What I tried so far:
From Slater's condition, I know that:
\begin{align*} \inf_{\lvert\lvert x \rvert\rvert_1 \leq \delta} f(x) &= \inf_{\lvert\lvert x \rvert\rvert_1 - \delta \leq 0} f(x) \\ &= \sup_{\lambda \geq 0} \inf_x f(x)+\lambda\Big(\lvert\lvert x\rvert\rvert_1-\delta\Big) \end{align*}
However, I don't really know how to continue from here.

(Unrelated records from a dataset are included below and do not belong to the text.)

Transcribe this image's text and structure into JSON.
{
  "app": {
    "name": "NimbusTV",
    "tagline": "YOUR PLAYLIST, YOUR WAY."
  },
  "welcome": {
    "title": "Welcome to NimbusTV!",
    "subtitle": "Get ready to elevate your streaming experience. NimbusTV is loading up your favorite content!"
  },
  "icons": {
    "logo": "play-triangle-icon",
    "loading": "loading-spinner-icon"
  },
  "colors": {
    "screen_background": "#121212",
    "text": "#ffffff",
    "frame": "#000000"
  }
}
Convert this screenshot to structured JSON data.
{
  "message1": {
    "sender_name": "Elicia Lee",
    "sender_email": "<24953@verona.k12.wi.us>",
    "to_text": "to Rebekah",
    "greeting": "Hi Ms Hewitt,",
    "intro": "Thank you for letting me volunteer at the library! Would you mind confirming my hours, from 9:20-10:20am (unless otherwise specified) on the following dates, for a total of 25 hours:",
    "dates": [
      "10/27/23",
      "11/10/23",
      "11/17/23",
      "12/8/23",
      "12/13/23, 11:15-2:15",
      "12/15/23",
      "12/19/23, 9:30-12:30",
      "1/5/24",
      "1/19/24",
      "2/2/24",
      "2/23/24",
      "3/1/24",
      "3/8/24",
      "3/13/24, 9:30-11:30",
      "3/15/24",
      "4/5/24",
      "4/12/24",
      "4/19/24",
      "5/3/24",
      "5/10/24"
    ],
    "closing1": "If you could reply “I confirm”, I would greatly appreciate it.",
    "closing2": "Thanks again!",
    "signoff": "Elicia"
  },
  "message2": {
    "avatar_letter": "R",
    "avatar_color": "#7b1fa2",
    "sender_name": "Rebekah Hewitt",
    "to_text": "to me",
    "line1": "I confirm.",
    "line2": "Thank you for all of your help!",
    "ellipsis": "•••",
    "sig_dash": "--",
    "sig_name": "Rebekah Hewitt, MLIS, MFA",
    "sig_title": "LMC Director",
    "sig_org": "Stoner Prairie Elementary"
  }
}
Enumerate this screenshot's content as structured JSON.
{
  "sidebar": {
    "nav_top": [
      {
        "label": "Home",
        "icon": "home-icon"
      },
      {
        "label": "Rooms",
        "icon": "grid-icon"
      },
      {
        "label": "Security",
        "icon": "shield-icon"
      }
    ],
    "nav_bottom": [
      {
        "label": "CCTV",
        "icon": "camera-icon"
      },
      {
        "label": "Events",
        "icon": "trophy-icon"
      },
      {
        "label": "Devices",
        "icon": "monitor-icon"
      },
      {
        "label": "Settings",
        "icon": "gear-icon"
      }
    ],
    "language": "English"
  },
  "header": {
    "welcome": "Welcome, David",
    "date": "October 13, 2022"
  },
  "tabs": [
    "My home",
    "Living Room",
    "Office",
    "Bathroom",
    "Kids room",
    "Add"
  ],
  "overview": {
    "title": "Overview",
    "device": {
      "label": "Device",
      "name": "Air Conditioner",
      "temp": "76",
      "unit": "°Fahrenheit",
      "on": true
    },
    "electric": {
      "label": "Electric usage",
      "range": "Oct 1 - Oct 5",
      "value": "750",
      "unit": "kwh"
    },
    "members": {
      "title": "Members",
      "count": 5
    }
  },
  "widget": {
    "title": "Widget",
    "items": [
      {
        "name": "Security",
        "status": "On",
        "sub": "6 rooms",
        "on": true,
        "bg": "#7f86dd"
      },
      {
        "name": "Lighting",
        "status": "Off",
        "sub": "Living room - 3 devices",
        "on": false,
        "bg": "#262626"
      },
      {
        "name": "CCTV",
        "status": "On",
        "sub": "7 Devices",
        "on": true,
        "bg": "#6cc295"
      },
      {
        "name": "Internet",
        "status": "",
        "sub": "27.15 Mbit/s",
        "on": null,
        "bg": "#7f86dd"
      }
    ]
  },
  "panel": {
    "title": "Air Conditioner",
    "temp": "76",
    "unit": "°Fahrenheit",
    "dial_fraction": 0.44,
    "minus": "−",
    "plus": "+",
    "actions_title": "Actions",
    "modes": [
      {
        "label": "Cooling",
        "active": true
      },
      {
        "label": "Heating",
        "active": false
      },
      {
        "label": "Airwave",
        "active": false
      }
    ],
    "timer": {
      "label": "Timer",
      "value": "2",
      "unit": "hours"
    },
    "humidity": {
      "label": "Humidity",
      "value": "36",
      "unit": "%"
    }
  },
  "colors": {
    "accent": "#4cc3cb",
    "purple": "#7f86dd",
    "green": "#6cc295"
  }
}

From Slater's condition and convexity, you know that strong duality holds: \begin{align*} \inf_{\lvert\lvert x \rvert\rvert_1 \leq \delta} f(x) &= \inf_{\lvert\lvert x \rvert\rvert_1 - \delta \leq 0} f(x) \\ &= \sup_{\lambda \geq 0} \inf_x f(x)+\lambda\Big(\lvert\lvert x\rvert\rvert_1-\delta\Big) \\ &= \sup_{\lambda \geq 0} g(\lambda), \end{align*} with $$g(\lambda)=\inf_x f(x)+\lambda\Big(\lvert\lvert x\rvert\rvert_1-\delta\Big).$$ If the primal has an optimal solution $x^*$ (so there is a minum and not just an infimum), then the dual also has an optimal solution $\lambda^*$, so: $$\inf_{\lvert\lvert x \rvert\rvert_1 \leq \delta} f(x) = g(\lambda^*).$$ Therefore, the primal has the same objective value as $$\inf_x f(x)+\lambda^*\Big(\lvert\lvert x\rvert\rvert_1-\delta\Big),$$ where $\lambda^*$ is an optimal solution to the dual problem.